Un nouveau succès au box-office chinois cet été n’était ni une romance, ni un film d’action, mais une production qui vise à refléter au plus près la réalité quotidienne des 84 millions de travailleurs chinois dans l’économie numérique, soit plus de 11% de la main-d’œuvre du pays.

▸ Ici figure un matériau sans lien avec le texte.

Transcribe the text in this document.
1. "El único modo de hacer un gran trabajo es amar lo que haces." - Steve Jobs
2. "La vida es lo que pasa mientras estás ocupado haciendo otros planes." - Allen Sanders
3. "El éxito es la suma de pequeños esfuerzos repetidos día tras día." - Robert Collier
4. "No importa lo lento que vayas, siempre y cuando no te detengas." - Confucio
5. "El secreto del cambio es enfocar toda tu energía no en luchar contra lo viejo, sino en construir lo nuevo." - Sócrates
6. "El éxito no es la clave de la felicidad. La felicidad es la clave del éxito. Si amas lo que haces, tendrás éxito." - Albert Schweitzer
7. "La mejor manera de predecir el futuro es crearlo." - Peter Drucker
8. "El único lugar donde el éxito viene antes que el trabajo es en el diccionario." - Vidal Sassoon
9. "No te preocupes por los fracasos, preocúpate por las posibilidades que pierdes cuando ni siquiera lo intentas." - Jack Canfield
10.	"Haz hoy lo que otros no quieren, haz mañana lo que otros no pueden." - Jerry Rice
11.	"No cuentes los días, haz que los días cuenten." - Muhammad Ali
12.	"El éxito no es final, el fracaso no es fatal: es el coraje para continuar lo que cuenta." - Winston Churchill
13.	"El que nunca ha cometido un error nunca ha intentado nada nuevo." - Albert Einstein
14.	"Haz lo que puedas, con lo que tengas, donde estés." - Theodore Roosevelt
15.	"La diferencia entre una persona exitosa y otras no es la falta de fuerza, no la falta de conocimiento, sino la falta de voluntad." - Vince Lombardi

« La vie à contre-courant » (ou « Upstream » pour le titre international), dirigé par Xu Zheng, qui joue aussi le personnage principal, dépeint à travers une comédie les réalités et défis de l’économie actuelle en Chine. Le titre suggère la conduite audacieuse des livreurs qui bravent les codes de la route pour livrer à temps les commandes dictées par les algorithmes des applications. Il fait également référence à la dégradation sociale vécue par bon nombre de ces travailleurs vêtus de jaune (s’ils travaillent pour Meituan, l’équivalent chinois de Deliveroo) ou de bleu (s’ils travaillent pour Alibaba, le géant de l’e-commerce), qui sont les nouveaux prolétaires de l’économie numérique.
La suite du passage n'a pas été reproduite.